Ist es im Einzelfall nicht unmoralisch, noch nach Jahren eine Rechnung zu stellen? Juristisch spricht man davon, dass der Gläubiger sein Recht verwirken kann, wenn er es jahrelang nicht geltend macht und der Schuldner darauf vertrauen durfte, dass da nichts mehr kommt.

Die Verwirkung ist gesetzlich nicht geregelt, sondern ein Konstrukt der Rechtsprechung. Für sie bedarf es aber etwas mehr, als einfach nur eine Rechnung nicht zu stellen. Eine Verwirkung erfordert neben der zeitlichen Komponente auch ein Umstandsmoment. Es müssen also noch weitere Umstände hinzukommen, die den Patienten annehme lassen, dass eine Rechnung nicht kommt.

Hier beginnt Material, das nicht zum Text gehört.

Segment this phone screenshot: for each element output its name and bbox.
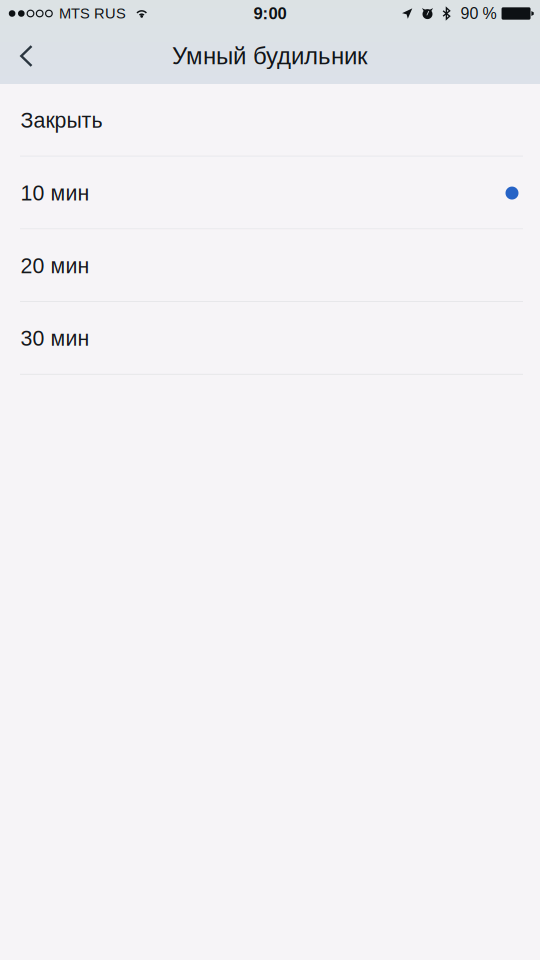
staticText: 90 % <box>460 5 496 22</box>
button[interactable]: 20 мин <box>0 229 540 302</box>
staticText: 30 мин <box>20 326 90 350</box>
staticText: 20 мин <box>20 254 90 278</box>
staticText: Умный будильник <box>172 43 368 69</box>
button[interactable]: 10 мин <box>0 157 540 229</box>
staticText: Закрыть <box>20 108 102 132</box>
staticText: MTS RUS <box>59 5 126 22</box>
button[interactable]: Back <box>0 30 47 82</box>
staticText: 9:00 <box>254 4 286 23</box>
staticText: 10 мин <box>20 181 90 205</box>
button[interactable]: Закрыть <box>0 84 540 157</box>
button[interactable]: 30 мин <box>0 302 540 375</box>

Zeitablauf und besondere Umstände erforderlich

Wie lange genau ein Privatpatient oder Selbstzahler auf die Rechnung gewartet haben muss, damit das Zeitmoment erfüllt ist, wird von den Gerichten unterschiedlich beurteilt und hängt vom Einzelfall ab. Unter drei Jahren ist nach der bisherigen Rechtsprechung aber keine Verwirkung anzunehmen.

Meistens scheitert die Verwirkung aber am fehlenden Umstandsmoment. So ein besonderer Umstand kann zum Beispiel dann vorliegen, wenn der Patient den Arzt ausdrücklich zur Stellung einer Rechnung aufgefordert und ihm auch noch eine Frist setzt und der Arzt darauf nicht reagiert.

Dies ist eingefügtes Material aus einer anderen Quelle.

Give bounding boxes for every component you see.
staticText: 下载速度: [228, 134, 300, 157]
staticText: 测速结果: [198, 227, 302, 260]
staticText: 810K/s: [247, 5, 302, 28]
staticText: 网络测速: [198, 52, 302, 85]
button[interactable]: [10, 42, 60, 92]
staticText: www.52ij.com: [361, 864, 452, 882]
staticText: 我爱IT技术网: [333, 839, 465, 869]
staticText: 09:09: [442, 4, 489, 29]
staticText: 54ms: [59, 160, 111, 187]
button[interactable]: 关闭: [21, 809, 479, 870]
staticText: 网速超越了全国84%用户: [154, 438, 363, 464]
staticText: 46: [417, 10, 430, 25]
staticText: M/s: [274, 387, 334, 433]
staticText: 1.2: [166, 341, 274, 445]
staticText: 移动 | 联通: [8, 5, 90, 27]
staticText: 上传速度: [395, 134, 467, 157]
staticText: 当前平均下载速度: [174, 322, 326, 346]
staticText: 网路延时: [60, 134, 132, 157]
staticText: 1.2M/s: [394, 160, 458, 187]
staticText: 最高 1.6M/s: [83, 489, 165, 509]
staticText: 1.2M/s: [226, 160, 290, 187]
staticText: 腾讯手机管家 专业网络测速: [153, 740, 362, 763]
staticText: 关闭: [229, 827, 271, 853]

Rechnung unbedingt noch stellen

Natürlich ist es immer sinnvoll, eine Rechnung zeitnah zu stellen. Aber manchmal geht einem einfach etwas durch die Lappen. Ärztinnen und Ärzte sollten sich daher nicht scheuen, auch länger zurückliegende Behandlungen abzurechnen. Schließlich hat der Patient auch eine Leistung erhalten.